Environmental protection, food security and nutrition, inclusive development and resilience to crises and tensions are the four core Mediterranean challenges. These are precisely the main axes of the work of CIHEAM, which adapts its cooperation mission to the new context and emerging needs of the region.
The Mediterranean countries are facing the following difficulty: producing more with fewer resources, using them more sparingly. In this perspective, the issue of waste and losses is becoming essential for food security policies. The problem of food losses and waste has various dimensions (social, economic and environmental) and should be approached from three different yet complementary perspectives. Indeed, combining the analysis of natural resources, production and knowledge allows the issue to be situated more globally from a sustainable development perspective, where human beings are the priority.
The struggle against waste can act as leverage for Mediterranean cooperation. Water and land resources must be preserved, as well as biodiversity, forest systems and the marine wealth of the Mediterranean Sea. Then, we must fight against post-harvest waste, during transport, storage, processing, retailing and consumption. Finally, it is also appropriate to struggle against waste of knowledge as, in agronomy or the environment, traditional knowledge should be valued and protected.
Agriculture and fishery are the basis of Mediterranean identity and decisive for the region’s societies. In 2020, due to demographic growth, there will be some 530 million persons to feed in the region. Agriculture remains a major economic factor in Mediterranean countries, as it employs one-third of the active labour force in the majority of them. Overall, agriculture represents more than 10 % of GDP in many States and agricultural products represent an average of 10 to 25 % of trade for several Mediterranean countries.
The Mediterranean is one of the most vulnerable regions to climate change and it is predicted to become even hotter and dryer than it already is. These phenomena add complexity to the already vulnerable situation of the Mediterranean agriculture, which struggles in increasing quantity and quality of production, while preserving scarce natural resources at the same time. Producing more but better with less…This is the very complex equation to be solved by the Mediterranean countries.
Mediterranean countries have strong human, economic and agricultural assets. Nevertheless, there are also inequalities. A series of economic, social and demographic indicators show a general improvement in standard of living, but in a context of major disparities between and within countries. In this context, Mediterranean countries share a common problem: migration of its youth in search of a more promising future. This is a true squandering of the human resources of the entire region.
The establishment of inclusive development ensuring social and territorial cohesion is an absolute priority for Mediterranean countries.Therefore agricultural and rural worlds have to be promoted as strategic sectors/issues for economic growth and political stability.

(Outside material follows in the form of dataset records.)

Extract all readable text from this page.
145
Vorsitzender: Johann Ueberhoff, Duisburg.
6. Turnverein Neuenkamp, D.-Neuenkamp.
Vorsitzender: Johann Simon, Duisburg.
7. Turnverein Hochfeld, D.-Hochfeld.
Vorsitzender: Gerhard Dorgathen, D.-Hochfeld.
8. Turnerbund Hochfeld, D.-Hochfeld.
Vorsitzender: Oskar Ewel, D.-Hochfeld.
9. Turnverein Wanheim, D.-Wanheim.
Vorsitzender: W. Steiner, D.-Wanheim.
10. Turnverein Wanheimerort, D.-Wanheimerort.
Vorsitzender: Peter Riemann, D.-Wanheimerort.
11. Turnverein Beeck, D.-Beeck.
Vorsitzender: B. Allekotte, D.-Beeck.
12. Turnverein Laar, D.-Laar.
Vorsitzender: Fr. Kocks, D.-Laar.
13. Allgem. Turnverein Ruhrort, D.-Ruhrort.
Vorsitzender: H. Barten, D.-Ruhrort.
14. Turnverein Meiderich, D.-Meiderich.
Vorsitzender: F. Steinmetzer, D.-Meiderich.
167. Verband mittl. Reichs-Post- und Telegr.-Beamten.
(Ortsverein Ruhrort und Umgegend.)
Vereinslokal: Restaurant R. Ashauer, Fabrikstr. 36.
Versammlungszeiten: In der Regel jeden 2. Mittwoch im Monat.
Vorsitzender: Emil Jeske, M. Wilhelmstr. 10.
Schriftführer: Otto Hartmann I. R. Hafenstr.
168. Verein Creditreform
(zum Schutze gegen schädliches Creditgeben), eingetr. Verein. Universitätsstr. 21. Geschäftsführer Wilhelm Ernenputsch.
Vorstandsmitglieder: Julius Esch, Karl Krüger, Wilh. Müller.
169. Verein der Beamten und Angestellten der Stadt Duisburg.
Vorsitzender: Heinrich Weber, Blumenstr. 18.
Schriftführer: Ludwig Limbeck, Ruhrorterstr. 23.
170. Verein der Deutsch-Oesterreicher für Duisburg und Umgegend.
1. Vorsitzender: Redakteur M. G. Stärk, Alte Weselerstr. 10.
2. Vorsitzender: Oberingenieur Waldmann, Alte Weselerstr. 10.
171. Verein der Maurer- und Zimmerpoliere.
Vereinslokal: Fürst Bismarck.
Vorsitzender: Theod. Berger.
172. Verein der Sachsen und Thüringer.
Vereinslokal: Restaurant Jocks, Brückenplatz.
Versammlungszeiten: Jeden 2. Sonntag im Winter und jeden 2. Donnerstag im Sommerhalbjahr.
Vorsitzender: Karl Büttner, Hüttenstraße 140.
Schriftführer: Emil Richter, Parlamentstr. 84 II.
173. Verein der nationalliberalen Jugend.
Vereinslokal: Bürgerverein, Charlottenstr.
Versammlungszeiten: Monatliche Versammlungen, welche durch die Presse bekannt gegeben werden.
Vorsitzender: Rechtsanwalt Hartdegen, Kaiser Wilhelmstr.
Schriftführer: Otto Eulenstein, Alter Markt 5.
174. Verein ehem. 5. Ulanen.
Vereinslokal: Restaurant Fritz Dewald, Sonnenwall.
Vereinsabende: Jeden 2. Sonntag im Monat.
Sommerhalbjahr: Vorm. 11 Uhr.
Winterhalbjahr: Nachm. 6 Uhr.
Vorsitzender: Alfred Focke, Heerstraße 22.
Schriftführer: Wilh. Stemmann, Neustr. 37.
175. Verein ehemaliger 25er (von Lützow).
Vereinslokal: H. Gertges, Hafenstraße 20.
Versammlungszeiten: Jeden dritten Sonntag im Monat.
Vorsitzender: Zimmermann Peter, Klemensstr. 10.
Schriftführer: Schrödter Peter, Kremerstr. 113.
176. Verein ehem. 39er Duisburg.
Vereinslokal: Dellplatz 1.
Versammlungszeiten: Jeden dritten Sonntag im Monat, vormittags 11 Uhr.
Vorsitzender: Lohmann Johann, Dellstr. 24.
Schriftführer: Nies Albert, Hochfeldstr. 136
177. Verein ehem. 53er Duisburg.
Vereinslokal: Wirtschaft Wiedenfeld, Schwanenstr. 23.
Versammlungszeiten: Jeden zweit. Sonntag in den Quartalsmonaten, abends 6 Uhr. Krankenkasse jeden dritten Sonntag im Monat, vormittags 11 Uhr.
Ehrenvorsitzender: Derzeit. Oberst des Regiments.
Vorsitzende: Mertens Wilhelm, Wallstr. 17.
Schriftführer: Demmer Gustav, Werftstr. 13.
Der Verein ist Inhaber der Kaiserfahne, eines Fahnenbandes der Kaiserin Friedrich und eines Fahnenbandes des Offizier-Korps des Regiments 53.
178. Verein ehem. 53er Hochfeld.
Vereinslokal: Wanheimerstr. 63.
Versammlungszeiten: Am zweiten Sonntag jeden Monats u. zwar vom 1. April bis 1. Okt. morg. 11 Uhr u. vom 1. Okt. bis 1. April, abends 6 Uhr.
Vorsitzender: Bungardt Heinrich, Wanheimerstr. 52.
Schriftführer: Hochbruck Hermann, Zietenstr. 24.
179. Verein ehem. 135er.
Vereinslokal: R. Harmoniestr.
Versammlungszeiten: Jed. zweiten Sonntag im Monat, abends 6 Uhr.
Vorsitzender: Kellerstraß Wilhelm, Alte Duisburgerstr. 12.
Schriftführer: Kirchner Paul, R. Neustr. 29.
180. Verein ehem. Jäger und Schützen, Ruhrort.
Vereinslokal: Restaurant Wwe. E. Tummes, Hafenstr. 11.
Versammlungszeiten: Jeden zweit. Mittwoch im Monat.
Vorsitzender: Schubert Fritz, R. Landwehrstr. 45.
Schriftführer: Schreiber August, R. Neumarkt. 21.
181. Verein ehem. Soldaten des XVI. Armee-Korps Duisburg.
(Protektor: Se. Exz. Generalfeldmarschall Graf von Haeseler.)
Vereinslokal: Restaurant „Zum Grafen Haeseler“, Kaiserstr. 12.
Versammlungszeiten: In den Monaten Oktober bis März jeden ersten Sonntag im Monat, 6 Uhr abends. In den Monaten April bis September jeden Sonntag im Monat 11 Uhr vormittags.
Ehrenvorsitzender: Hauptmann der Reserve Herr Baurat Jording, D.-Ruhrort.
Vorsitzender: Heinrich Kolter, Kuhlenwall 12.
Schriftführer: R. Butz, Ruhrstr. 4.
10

Agriculture is multi-purpose. Besides providing food, the sector is also a provider of jobs and stability in often-marginalised rural areas where more inclusive policies (both social and economic) must be implemented.
The Region sadly holds some of the world records in terms of conflicts and insecurity, demographic growth, unemployment, migration, food dependency, natural resources’ scarcities and depletion, and climate change expected impacts. The current displacement of populations is forcing us to see this phenomenon as a two-fold challenge. In the first place, we have to manage the humanitarian crisis and meet the political challenge. However, we also need to look into a more distant future and identify the most effective instruments to alleviate the tensions in the Mediterranean region on the long term. Insecurity related to water, land and climate cannot be dissociated from economic and social migration and environmental problems.
In a context marked by the intensification of trade, the acceleration of population and goods mobility and climatic changes, crops are becoming increasingly vulnerable to pests and diseases. They consequently become a growing problem for the countries as they affect the key sectors of their economy and present a series of emerging risks. Another important challenge is the management of animal health in the region. The prevention and the control of animal and plants diseases, the epidemiological surveillance and the animal health information exchanges outside of each country’s borders are becoming more than ever essential for the domestic production, export and import.
Agricultural trade is fragile in the Mediterranean area. For the majority of the countries the food balance depends on agricultural imports. This characteristic make the Mediterranean countries particularly vulnerable to international food price volatility. International and national actions can seek to mitigate food price volatility and its impacts on vulnerable people. However, longterm resilience must be built. Investing in agricultural productivity growth and resilience is paramount to addressing food price volatility. The establishment of regional networks focusing on the main strategic commodities traded in the Mediterranean and the promotion of producers association are therefore essential.